The Largest Name in Retail Continues to Grow
Amazon.com (AMZN) recently announced it’s taking over the trendy supermarket chain, Whole Foods. At the beginning of this year I wrote an article which included a prediction that this would happen. Maybe Amazon’s CEO Jeff Bezos got the idea from reading my blog. 🙂
Whole Foods sells healthy, organic products. Most items in the stores can be expensive, but if you want to grab a quick and healthy lunch, you can buy half a pizza for $7 CAD, which isn’t bad. I remember my first time visiting Whole Foods.

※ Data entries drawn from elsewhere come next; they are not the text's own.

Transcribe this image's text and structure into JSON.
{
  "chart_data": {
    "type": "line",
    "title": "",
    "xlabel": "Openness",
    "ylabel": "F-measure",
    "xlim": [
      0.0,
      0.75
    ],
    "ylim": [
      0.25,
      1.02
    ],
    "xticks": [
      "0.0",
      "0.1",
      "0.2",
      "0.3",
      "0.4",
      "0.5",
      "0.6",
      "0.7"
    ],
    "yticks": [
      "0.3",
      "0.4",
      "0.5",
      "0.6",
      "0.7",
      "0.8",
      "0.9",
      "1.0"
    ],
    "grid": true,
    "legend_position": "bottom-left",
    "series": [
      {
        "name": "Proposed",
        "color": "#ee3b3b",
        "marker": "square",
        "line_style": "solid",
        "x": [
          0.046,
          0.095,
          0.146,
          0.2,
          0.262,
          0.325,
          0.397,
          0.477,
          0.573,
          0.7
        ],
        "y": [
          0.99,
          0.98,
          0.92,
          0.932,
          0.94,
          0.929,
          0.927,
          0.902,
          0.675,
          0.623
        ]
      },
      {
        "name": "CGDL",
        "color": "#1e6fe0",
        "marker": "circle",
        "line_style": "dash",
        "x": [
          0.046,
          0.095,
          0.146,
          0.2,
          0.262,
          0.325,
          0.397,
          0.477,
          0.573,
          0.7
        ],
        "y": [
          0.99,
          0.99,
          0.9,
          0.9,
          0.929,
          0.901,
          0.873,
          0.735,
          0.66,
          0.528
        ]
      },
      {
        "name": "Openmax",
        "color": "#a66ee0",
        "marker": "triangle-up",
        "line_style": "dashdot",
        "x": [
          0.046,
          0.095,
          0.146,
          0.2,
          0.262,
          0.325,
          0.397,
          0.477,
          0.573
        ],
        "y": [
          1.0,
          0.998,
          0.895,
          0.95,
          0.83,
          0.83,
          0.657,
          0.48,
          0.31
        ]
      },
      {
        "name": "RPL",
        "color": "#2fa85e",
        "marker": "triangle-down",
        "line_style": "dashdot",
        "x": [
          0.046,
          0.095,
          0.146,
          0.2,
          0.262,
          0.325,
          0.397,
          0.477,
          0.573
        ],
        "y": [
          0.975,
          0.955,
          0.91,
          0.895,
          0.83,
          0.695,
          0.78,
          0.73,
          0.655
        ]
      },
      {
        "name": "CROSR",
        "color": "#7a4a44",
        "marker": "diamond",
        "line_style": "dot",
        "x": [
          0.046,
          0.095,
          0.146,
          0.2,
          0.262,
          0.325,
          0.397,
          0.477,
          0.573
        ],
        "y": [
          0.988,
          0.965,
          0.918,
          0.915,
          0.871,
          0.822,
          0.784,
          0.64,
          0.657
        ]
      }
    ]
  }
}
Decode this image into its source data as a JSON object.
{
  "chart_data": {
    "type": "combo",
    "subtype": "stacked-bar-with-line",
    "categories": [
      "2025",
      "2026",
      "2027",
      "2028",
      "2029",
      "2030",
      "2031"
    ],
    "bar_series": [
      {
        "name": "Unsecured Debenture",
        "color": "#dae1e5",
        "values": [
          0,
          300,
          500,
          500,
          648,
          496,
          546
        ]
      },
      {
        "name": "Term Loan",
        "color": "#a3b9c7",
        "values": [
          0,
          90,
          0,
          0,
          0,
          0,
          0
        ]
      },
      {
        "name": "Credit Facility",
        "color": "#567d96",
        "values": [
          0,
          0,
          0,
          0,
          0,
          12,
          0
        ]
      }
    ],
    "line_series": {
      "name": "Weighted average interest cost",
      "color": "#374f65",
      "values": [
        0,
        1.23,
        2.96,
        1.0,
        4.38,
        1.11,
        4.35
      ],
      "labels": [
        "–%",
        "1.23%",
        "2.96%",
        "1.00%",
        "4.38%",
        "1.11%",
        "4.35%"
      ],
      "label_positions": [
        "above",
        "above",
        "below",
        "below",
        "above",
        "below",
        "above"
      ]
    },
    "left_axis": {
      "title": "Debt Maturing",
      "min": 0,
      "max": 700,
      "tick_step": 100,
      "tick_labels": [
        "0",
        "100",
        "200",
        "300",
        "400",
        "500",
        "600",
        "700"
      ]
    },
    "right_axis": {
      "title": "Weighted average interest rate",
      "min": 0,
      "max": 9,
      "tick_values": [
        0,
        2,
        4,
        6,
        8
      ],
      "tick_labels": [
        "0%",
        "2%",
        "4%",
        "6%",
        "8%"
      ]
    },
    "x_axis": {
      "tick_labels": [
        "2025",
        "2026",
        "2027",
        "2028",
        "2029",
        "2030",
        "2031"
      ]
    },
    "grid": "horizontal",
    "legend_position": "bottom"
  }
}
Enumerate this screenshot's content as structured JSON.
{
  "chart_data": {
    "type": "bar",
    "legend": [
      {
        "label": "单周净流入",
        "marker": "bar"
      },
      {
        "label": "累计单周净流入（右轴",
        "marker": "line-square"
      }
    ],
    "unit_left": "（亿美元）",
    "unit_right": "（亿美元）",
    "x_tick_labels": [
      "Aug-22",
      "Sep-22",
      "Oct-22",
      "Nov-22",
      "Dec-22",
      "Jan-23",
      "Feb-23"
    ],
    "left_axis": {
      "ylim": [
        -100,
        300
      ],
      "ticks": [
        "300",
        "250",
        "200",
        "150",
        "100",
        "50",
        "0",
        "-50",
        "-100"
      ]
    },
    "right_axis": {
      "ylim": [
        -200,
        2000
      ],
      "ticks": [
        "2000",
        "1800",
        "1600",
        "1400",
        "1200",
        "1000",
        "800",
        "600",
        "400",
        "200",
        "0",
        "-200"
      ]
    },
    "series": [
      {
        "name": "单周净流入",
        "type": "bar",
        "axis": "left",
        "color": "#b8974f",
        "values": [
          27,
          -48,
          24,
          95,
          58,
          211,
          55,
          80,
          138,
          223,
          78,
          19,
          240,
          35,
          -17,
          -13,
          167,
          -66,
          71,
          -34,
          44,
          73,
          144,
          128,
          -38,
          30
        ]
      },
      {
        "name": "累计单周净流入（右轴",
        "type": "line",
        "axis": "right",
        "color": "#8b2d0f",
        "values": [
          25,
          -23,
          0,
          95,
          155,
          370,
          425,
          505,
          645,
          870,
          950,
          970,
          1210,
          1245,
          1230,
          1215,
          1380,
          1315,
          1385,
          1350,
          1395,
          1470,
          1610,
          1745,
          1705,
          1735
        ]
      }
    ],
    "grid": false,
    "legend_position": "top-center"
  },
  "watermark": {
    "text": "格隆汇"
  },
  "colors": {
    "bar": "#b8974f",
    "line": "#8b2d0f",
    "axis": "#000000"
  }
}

I didn’t really know what it was so I had no idea what’s in store. 😉 But after going in I quickly understood why the retailer attracts so many yuppies and hipsters like myself. Shopping there is an experience. 😀
This acquisition is a very good deal for both companies. Whole Foods Market Inc has been suffering from declining same-store sales year after year. Whole Foods stock (WFM) peaked in 2013 and has been falling every year since. 🙁 So it needs a larger company to help turn things around. Amazon has already been experimenting with grocery stores since last year with its Amazon Go project. The idea is consumers can walk into a store, buy the food they want, and leave without lining up or checking out. The in-store scanners do everything automatically so people can just walk out of the store and get charged the correct amount. It’s a really neat concept, but the service is only in the U.S. for now. By merging with a grocery chain, Amazon can expand its grocery business, and can also transform unused Whole Foods real estate into Amazon warehouses. 🙂
Whole Foods stock is up about 25% in the last 5 trading days and now sits at $43. Amazon stock is now at $1,002 per share. I like shopping with both retailers, and I look forward to see how they collaborate.
Disclaimer: I own 10 shares of AMZN, and no shares of WFM.